PS Please have someone contact me, if it's money you want for the space on your news paper to print the truth...Then I will pay to inform your readers of the mistakes in the report you have printed!

Please Reply


Once again, have a wonderful holiday!

Best regards,

John Coates
RF Safe Corp

 

In Closing 

Study Cell Phones Are Safe Was Wrong
Not Enough Proof To Say! Muscat & Inskip Study is worthless!!


In the comments on the recently published brain tumor studies it was stated correctly that there are a number of hypotheses which should be tested in epidemiological studies and that the Muscat (and Inskip) study tested only the hypothesis that 'cellphone use does not normally influence brain cancer development'. It might be no surprise to you that in these studies not even that hypothesis could be tested. It is by far too general.

First of all, there is no such thing as 'brain cancer'. What is called brain cancer is a multitude of completely different entities (that have their origin in different tissue types, are slowly or fast growing, and have different etiology and predisposing factors). If cellphones influence brain tumor development (without affecting incidence) there are at least two possibilities: There could be an influence on speed of development and there could be a reduction of latency from malign transformation to the onset of clinical symptoms.

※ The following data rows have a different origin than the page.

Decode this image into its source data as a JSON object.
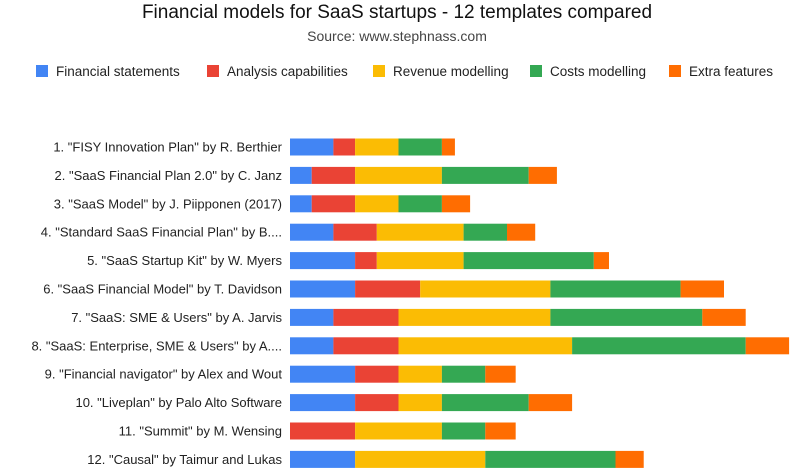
{
  "chart_data": {
    "type": "bar",
    "orientation": "horizontal",
    "stacked": true,
    "title": "Financial models for SaaS startups - 12 templates compared",
    "subtitle": "Source: www.stephnass.com",
    "legend_position": "top",
    "grid": false,
    "xlim": [
      0,
      23
    ],
    "categories": [
      "1. \"FISY Innovation Plan\" by R. Berthier",
      "2. \"SaaS Financial Plan 2.0\" by C. Janz",
      "3. \"SaaS Model\" by J. Piipponen (2017)",
      "4. \"Standard SaaS Financial Plan\" by B....",
      "5. \"SaaS Startup Kit\" by W. Myers",
      "6. \"SaaS Financial Model\" by T. Davidson",
      "7. \"SaaS: SME & Users\" by A. Jarvis",
      "8. \"SaaS: Enterprise, SME & Users\" by A....",
      "9. \"Financial navigator\" by Alex and Wout",
      "10. \"Liveplan\" by Palo Alto Software",
      "11. \"Summit\" by M. Wensing",
      "12. \"Causal\" by Taimur and Lukas"
    ],
    "series": [
      {
        "name": "Financial statements",
        "color": "#4285f4",
        "values": [
          2,
          1,
          1,
          2,
          3,
          3,
          2,
          2,
          3,
          3,
          0,
          3
        ]
      },
      {
        "name": "Analysis capabilities",
        "color": "#ea4335",
        "values": [
          1,
          2,
          2,
          2,
          1,
          3,
          3,
          3,
          2,
          2,
          3,
          0
        ]
      },
      {
        "name": "Revenue modelling",
        "color": "#fbbc04",
        "values": [
          2,
          4,
          2,
          4,
          4,
          6,
          7,
          8,
          2,
          2,
          4,
          6
        ]
      },
      {
        "name": "Costs modelling",
        "color": "#34a853",
        "values": [
          2,
          4,
          2,
          2,
          6,
          6,
          7,
          8,
          2,
          4,
          2,
          6
        ]
      },
      {
        "name": "Extra features",
        "color": "#ff6d01",
        "values": [
          0.6,
          1.3,
          1.3,
          1.3,
          0.7,
          2,
          2,
          2,
          1.4,
          2,
          1.4,
          1.3
        ]
      }
    ]
  }
}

For the first possibility there are again at least two hypotheses: The dissipation of heat in superficial regions of the brain (especially at the temporal lobe) could reduce the speed of development because hyperthermia is a known tumor growth inhibiting factor, and the exposure can lead to a faster development due to its possibly promoting potential. Again these mechanisms will have an impact which depends in the type and localization of the tumor. Both studies did not have enough power to detect any of these effects.

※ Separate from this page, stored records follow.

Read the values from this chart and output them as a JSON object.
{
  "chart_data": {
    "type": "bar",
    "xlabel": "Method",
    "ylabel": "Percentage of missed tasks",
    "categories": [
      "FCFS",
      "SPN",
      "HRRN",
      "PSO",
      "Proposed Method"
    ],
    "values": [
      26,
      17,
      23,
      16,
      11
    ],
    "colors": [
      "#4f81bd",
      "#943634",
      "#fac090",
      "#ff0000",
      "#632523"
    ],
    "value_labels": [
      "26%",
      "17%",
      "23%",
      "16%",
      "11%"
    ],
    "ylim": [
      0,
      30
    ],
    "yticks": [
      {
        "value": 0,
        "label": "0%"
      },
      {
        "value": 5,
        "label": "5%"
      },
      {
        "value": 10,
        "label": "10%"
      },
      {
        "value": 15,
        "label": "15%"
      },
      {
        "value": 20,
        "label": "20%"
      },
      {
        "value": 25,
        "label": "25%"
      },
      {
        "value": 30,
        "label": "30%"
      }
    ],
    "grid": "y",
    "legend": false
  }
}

Not even an attempt was made in these studies to test the assumption that exposure could increase speed of tumor development. This would have involved inspection of the patients records for early clinical signs and to determine the duration until tumor diagnosis.

A further problem of these studies is that they didn't account for latency. If cellphones influence tumor development at an early stage only exposures which have occurred maybe many years ago (depending on type of tumor) should be included. To cumulate exposures up to hospital admission is nonsense given the hypotheses that were tested (it makes, however, sense if the tumor growth rate would have been analysed).